Every time my computer starts I get the Floppy Disk Fail error and have to press F1 to continue. I do not have a Floppy Disk drive so I am trying to remove it from the BIOs bootup list. 

I have Phoenix - AwardBios CMOS Setup Utilitiy

I tried to disable the Onboard FDC Controller and also Disabled on Floppy disks fromt he Boot Devices.

All that I managed to change was that now instead of Floppy Disks Fail (40) I now get Floppy Disk Fail (80).

All I want is my computer to start without me having to press F1 to continue every time!


----------



## Lead3 (Jun 14, 2006)

Hi, Welcome to TSF.
Were you able to disable the floppy in the BIOS?
What motherboard do you have?
Paul


----------



## SirLancelot (Jan 5, 2009)

No, not yet.

my motherboard is: EVGA 132-CK-NF78-A1 LGA 775 NVIDIA nForce 780i SLI ATX Intel Motherboard


Nothing with Floppy Disk Drives is in my Basic BIOS menu.

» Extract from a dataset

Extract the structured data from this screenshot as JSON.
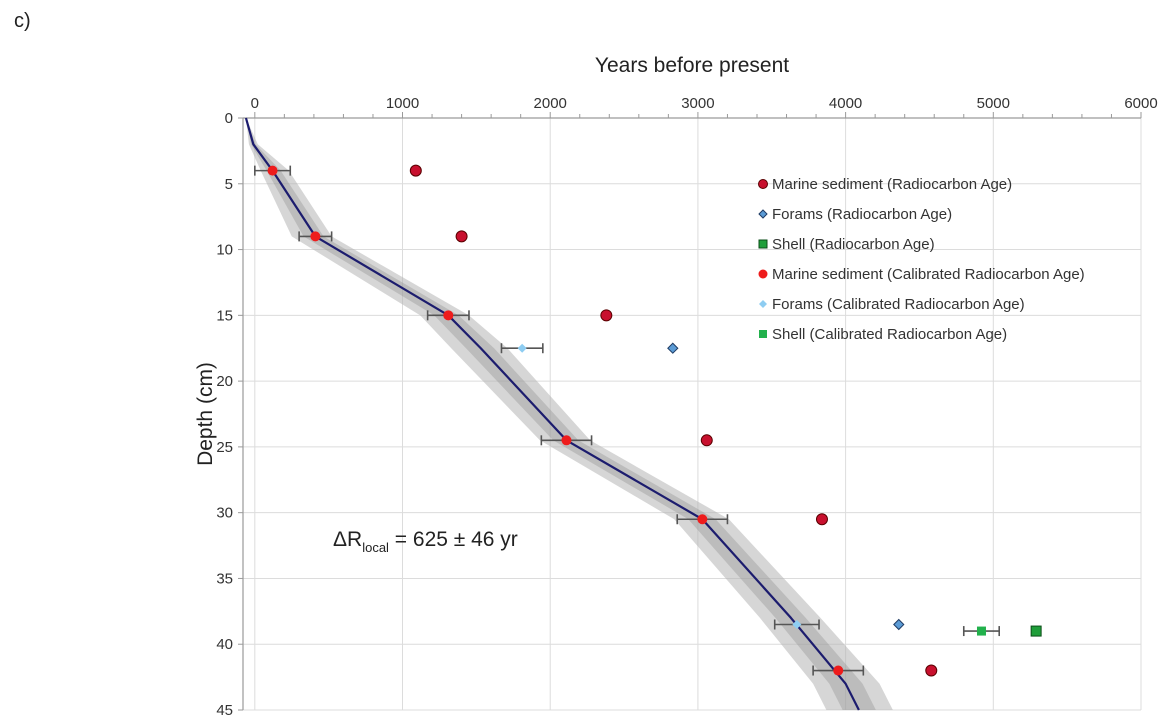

In Advanced BIOS there are several options. The First Boot Device is set to my Hard Drive. The Second Boot Device is set to CD ROM. The Third Boot Device is Disabled and so is the "Boot Other Device". However, in Removable Device Priority, when I open it there is only one item. It is Floppy Disks and there is no option to edit or delete it.

Thanks for your help.


----------



## magnethead (Mar 18, 2006)

go to where you define the hard disks, at bottom you have to change floppy from 1.44MB 3.5" to none


----------



## SirLancelot (Jan 5, 2009)

Awesome! That did it. Thank you guys very much!


----------